Anna Picard, The Independent, 11 October 2009
The long, wry face of Bohuslav Martinu gives little away. Posed for a studio portrait, cigarette clamped between his fingers, standing to the side of a concert poster in Boston or strolling through Central Park, here is a quiet man from a small, distant country.
Neither a forgotten genius nor an also-ran, he is a hard sell: fluent in several musical languages, yet somehow voiceless. Forgivable then, if regrettable, that instead of using their six-concert cycle of Martinu's symphonies to provide a context for this Czech chameleon – programming works by Pavel Haas, Erwin Schulhoff, Viktor Ullmann, Hans Krasa or Martinu's pupil and lover, Vitezslava Kapralova – Jiri Belohlavek and the BBC Symphony Orchestra launched their Barbican series with three other composers whose names begin with M.
Are there hints of Mozart, Mahler or Mussorgsky in Martinu's First Symphony? No. Premiered in Boston in 1942, the symphony sounds exactly as it is: a work by an experienced Czech composer writing for a large American orchestra. Rarely is there a phrase without some "added value", be it the skittering of a harp in high register, or the sparkle of a cymbal, like the nervous flourish of a chef who cannot serve a salad without garnishing it with a slice of orange and a snipping of chives. Yet the writing is undeniably polished and attractive. Moravian dance rhythms jostle with the melancholy flutterings of water and wood nymphs, ancient subjects distorted through the crazy-mirror sonorities of Expressionism and the smart syncopations of Broadway.

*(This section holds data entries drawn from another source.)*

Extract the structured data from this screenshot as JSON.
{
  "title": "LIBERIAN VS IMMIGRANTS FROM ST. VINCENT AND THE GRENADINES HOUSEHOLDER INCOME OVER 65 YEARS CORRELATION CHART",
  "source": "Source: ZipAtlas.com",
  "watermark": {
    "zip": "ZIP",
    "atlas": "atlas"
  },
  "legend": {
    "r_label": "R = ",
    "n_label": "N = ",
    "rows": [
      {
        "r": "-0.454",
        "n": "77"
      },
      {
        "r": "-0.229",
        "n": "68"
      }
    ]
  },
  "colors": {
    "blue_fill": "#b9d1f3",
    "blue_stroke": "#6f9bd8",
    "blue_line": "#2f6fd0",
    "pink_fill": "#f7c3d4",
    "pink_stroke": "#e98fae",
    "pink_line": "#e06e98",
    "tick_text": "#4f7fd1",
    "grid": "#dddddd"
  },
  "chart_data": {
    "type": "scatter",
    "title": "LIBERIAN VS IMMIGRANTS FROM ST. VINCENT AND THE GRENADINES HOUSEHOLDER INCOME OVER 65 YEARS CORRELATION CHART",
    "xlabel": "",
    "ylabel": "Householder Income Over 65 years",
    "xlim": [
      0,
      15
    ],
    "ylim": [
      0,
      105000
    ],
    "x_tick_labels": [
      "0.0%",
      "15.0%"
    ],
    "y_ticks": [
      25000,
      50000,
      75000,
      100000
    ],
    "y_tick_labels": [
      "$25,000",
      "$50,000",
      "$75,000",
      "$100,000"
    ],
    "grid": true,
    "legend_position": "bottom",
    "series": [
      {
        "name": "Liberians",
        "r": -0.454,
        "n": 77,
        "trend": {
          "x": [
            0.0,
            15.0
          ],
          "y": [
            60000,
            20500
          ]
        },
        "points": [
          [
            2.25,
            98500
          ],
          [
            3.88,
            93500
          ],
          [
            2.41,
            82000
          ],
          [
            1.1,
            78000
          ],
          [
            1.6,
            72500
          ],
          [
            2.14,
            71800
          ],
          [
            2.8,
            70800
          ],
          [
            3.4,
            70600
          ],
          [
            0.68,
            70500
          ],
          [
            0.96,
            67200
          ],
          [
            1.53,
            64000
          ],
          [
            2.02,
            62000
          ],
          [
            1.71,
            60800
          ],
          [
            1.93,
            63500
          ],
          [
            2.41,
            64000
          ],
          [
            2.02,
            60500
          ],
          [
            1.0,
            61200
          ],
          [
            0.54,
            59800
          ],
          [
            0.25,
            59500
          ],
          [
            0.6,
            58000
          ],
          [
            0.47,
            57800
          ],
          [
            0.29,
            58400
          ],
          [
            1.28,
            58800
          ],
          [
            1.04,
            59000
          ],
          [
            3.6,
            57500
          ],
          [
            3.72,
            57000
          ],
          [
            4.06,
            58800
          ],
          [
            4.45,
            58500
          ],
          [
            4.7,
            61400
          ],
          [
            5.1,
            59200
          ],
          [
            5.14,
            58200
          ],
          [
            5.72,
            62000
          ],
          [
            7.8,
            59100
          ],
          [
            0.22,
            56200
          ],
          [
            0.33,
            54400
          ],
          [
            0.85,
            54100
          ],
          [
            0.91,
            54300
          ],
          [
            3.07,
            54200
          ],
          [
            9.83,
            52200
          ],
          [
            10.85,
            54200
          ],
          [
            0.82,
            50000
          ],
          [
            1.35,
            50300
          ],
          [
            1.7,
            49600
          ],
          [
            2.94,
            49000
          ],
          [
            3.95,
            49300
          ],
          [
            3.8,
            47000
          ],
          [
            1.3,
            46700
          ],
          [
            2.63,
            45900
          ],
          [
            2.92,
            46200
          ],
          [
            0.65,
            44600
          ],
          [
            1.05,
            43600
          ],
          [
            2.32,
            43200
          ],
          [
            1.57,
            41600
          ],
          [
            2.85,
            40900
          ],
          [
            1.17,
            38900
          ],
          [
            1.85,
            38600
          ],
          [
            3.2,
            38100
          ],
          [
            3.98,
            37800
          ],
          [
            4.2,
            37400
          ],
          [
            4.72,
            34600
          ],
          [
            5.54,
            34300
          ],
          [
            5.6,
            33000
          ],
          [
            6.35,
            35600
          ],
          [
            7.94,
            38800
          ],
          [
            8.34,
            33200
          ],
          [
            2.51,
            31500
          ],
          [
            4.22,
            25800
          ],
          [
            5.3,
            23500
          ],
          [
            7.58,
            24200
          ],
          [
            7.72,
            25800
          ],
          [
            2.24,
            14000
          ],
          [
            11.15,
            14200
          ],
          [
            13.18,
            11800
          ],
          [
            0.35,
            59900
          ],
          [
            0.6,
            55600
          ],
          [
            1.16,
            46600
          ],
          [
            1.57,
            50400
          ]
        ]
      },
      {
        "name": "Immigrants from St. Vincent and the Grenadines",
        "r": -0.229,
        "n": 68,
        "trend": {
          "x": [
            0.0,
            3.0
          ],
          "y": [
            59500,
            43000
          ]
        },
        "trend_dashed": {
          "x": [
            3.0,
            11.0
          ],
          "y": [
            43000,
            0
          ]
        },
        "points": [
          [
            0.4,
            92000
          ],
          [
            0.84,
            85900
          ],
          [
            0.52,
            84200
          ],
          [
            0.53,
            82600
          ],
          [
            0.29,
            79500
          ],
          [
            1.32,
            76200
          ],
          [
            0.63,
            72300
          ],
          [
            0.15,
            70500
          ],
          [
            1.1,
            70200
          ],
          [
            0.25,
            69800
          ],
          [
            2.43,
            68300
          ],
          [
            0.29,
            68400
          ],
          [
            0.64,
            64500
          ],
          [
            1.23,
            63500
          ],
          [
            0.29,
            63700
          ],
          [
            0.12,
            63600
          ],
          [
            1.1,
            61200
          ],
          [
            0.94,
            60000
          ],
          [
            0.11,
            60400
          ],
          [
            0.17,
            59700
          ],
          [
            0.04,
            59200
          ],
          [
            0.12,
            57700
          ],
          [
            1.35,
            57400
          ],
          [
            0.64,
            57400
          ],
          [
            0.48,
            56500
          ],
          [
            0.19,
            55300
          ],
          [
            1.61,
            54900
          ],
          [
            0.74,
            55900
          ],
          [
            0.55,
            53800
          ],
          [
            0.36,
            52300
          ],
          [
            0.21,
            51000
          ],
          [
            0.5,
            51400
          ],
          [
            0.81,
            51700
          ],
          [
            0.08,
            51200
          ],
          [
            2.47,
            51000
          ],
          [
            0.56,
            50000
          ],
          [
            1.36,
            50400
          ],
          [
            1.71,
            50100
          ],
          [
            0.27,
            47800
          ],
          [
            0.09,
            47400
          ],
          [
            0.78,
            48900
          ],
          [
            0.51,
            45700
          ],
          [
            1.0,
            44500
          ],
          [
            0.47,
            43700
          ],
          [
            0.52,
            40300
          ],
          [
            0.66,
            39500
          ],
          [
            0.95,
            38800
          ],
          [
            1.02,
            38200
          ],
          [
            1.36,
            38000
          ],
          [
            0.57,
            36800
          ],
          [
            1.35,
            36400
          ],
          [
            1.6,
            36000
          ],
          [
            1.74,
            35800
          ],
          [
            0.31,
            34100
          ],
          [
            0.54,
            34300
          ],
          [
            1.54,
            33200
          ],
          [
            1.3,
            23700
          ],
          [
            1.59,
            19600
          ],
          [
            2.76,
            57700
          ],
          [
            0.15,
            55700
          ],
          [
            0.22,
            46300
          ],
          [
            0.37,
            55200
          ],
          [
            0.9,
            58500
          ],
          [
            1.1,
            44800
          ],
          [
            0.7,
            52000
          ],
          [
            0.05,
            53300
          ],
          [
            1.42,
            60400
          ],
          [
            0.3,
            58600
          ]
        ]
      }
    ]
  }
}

Big-bosomed, vampish melodies for horn and long-legged oboe solos cede to hazy, pastoral string writing, while snare drums signal Czech resolve under Nazi occupation. There's sorrow here – most evident in Belohlavek's meticulous sculpting of the Largo – and nostalgia too. But tempting as the parallels are between this and Dvorak's Ninth Symphony, Martinu, who had left Prague back in 1923, was suffering from something more complex than the homesickness that dogged his forebear in America. By the time his symphony was premiered, Kapralova, who had conducted the BBC Orchestra in 1938, and Schulhoff were dead, while Haas, Krasa and Ullmann had been interned in Theresienstadt. By the end of the war, Martinu would be the only leading Czech composer of his generation left alive.
Those anxious to hear the music of Martinu's contemporaries will have to search elsewhere. In the meantime, one has to hope that the insurance policy pieces in the BBCSO's performances of his Third, Fourth, Fifth and Sixth Symphonies (the Second was given this Friday) are better rehearsed than those here. Gerald Finley sang four songs from Mahler's Des Knaben Wunderhorn with unusual delicacy and restraint, saving himself for the tar-boiling malevolence of Shostakovich's orchestration of Mussorgsky's Songs and Dances of Death. Michael Cox's sensitively shaded flute playing was a welcome distraction from the diffident strings, whose lacklustre sound and scruffy entries of Mozart's Symphony No 29 indicated they might need m-m-more than two weeks' holiday after the Proms.